Très habituée aux soins et aux gâteries luxueuses dont son mari l’entourait, Alice s’était bien préparée en lui laissant carte blanche à trouver un nid charmant, mais elle ne s’attendait pas à tant de magnificences. On avait fait tomber nombre de cloisons dans le bas, et les pièces qui composaient l’appartement du commandant, situés à l’avant, avaient des dimensions inconnues habituellement à bord. Le cabinet de Jean était tendu de grandes tapisseries sombres, comme la bibliothèque où ils avaient passé de si douces heures à Kerdren ; mais au lieu des sièges hauts et raides dont l’équilibre eût été trop facilement compromis, il n’y avait que des divans bas et larges, garnis de coussins qui promettaient un repos charmant, et quelques chaises à base solide, entourant une table fixe. La chambre de la jeune femme, éclairée par de grands sabords était tapissée entièrement de vieilles soies japonaises couvertes de broderies admirables qui couraient sur le fond rose tendre, montrant çà et là des volées de cigognes argentées ou de fantastiques fleurs d’or et d’azur, d’où sortait toute une procession de figures bizarres. Les tableaux qu’Alice aimait le mieux à Kerdren étaient là, et il était impossible d’imaginer un coup d’œil plus gai et plus riant que l’ensemble de cette pièce.

Le salon tout à fait carré et assez grand offrait un aspect original. Le fond des tentures et des sièges était en brocart vert d’eau d’une nuance douce et lumineuse, sur lequel se détachaient des plantes aquatiques appliquées ou brodées, et si merveilleusement nuancées qu’elles semblaient naturelles.

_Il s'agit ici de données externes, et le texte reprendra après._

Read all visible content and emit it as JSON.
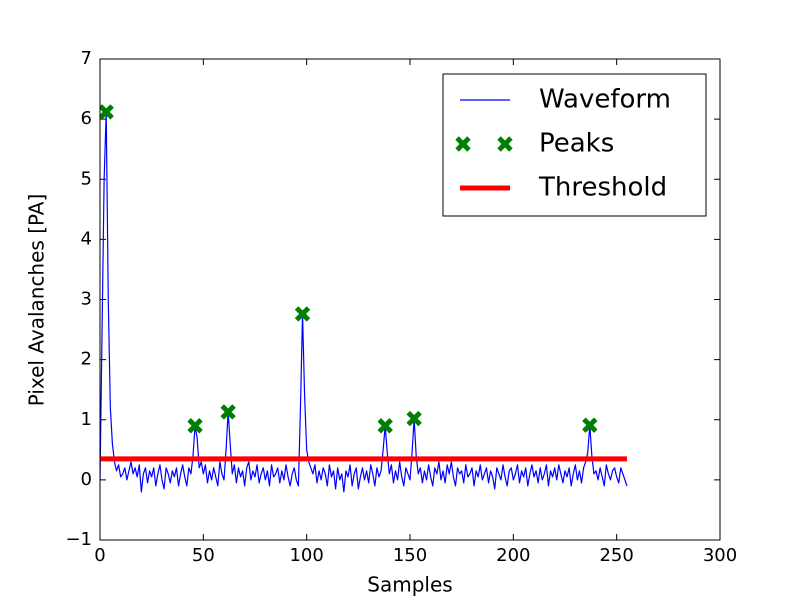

Avec la salle à manger, située sur le pont, c’était tout l’appartement du jeune ménage, et Alice s’y habitua si rapidement, qu’il lui sembla bientôt n’avoir jamais vécu ailleurs. Toutes ces terreurs s’évanouissaient une à une, et elle se demandait comment elle avait pu s’effrayer si fort d’un projet aussi simple. Le mouvement des vagues lui paraissait un bercement ; le ciel était constamment pur et beau, et jamais sa vie d’intimité et de bonheur ne lui avait paru aussi charmante que dans ce nid perdu et étrange où nul œil ne pouvait les suivre.

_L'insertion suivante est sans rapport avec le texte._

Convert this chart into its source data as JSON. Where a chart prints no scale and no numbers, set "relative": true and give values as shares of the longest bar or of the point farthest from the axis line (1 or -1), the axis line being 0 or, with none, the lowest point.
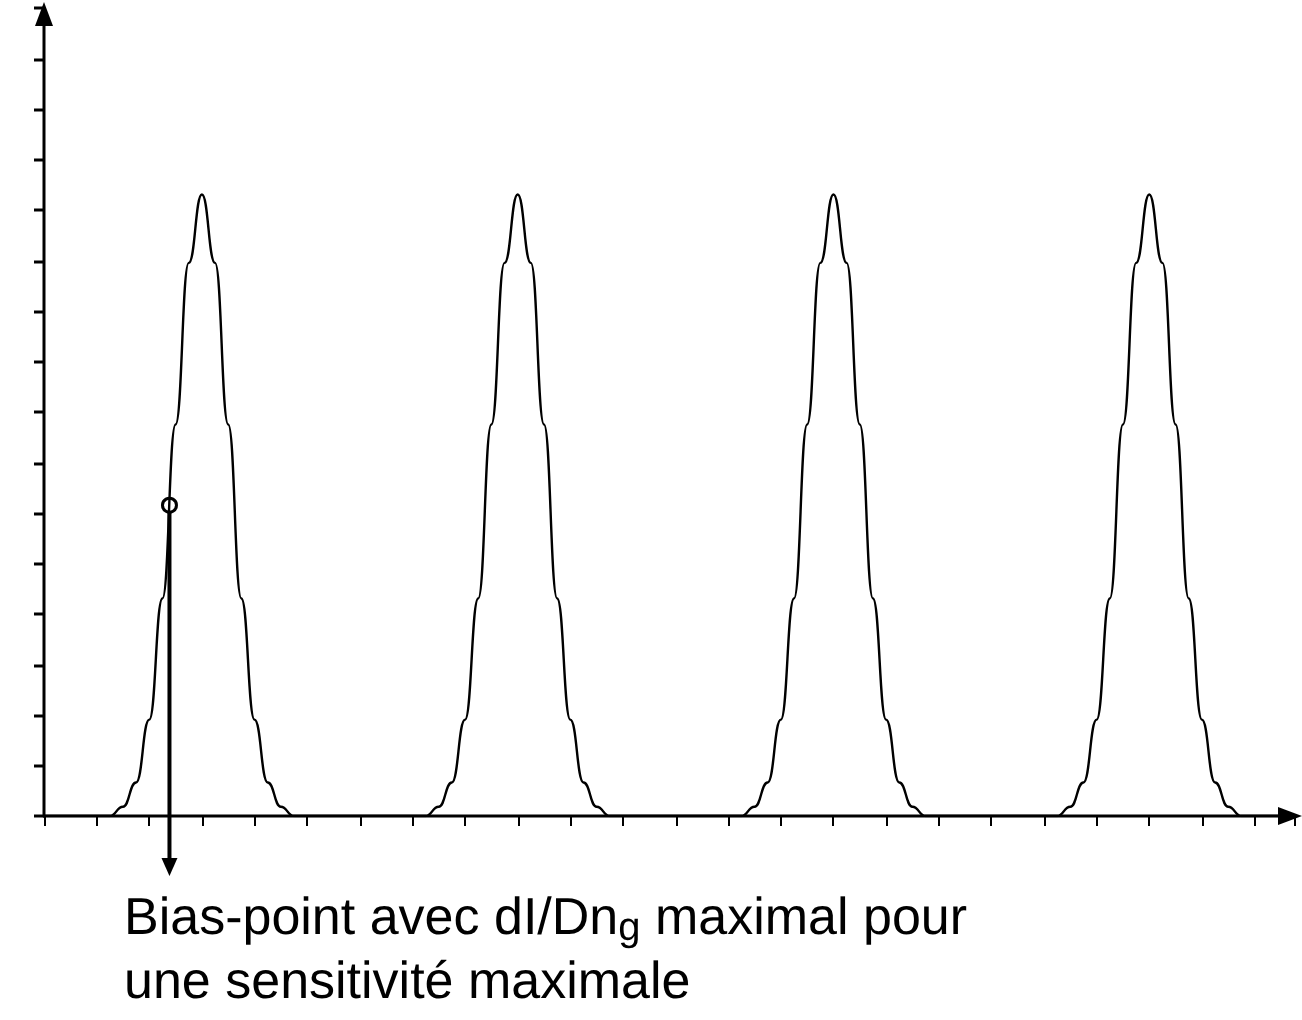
{
  "chart_data": {
    "type": "line",
    "relative": true,
    "grid": false,
    "line_style": "solid",
    "categories": [
      null,
      null,
      null,
      null,
      null,
      null,
      null,
      null,
      null,
      null,
      null,
      null,
      null,
      null,
      null,
      null,
      null,
      null,
      null,
      null,
      null,
      null,
      null,
      null,
      null,
      null,
      null,
      null,
      null,
      null,
      null,
      null,
      null,
      null,
      null,
      null,
      null,
      null,
      null,
      null,
      null,
      null,
      null,
      null,
      null,
      null,
      null,
      null,
      null,
      null,
      null,
      null,
      null,
      null,
      null,
      null,
      null,
      null,
      null,
      null,
      null,
      null,
      null,
      null,
      null,
      null,
      null,
      null,
      null,
      null,
      null,
      null,
      null,
      null,
      null,
      null,
      null,
      null,
      null,
      null,
      null,
      null,
      null,
      null,
      null,
      null,
      null,
      null,
      null,
      null,
      null,
      null,
      null,
      null,
      null,
      null
    ],
    "series": [
      {
        "color": "#000000",
        "values": [
          0,
          0,
          0,
          0,
          0,
          0,
          0.015,
          0.054,
          0.155,
          0.35,
          0.63,
          0.89,
          1,
          0.89,
          0.63,
          0.35,
          0.155,
          0.054,
          0.015,
          0,
          0,
          0,
          0,
          0,
          0,
          0,
          0,
          0,
          0,
          0,
          0.015,
          0.054,
          0.155,
          0.35,
          0.63,
          0.89,
          1,
          0.89,
          0.63,
          0.35,
          0.155,
          0.054,
          0.015,
          0,
          0,
          0,
          0,
          0,
          0,
          0,
          0,
          0,
          0,
          0,
          0.015,
          0.054,
          0.155,
          0.35,
          0.63,
          0.89,
          1,
          0.89,
          0.63,
          0.35,
          0.155,
          0.054,
          0.015,
          0,
          0,
          0,
          0,
          0,
          0,
          0,
          0,
          0,
          0,
          0,
          0.015,
          0.054,
          0.155,
          0.35,
          0.63,
          0.89,
          1,
          0.89,
          0.63,
          0.35,
          0.155,
          0.054,
          0.015,
          0,
          0,
          0,
          0,
          0
        ]
      }
    ],
    "annotations": [
      "Bias-point avec dI/Dn$_{g}$ maximal pour une sensitivité maximale"
    ]
  }
}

Quant à Jean, avec l’angoisse d’un joueur qui a mis tout son avenir sur une seule carte, il épiait le visage de sa femme heure par heure, et il croyait y voir remonter la fraîcheur comme une poussée de sève rigoureuse. Le teint reprenait un coloris plus vif sous les rudes caresses de la brise ; Alice se disait chaque jour affamée et plus impossible à rassasier, et elle prétendait qu’endormie par le mouvement du bateau, son sommeil ressemblait à ce qu’il devait être jadis dans son berceau, tant il était profond et doux.

Sur le pont où elle passait ses journées, suivant l’avis du docteur, elle avait pris ce mouvement de va-et-vient particulier aux marins, et les matelots se sentaient plus gais à l’ouvrage quand ils voyaient passer et repasser ainsi la gracieuse silhouette de la jeune femme pendant que le Kerdren, dont on n’avait point exagéré les qualités, filait au large comme un oiseau.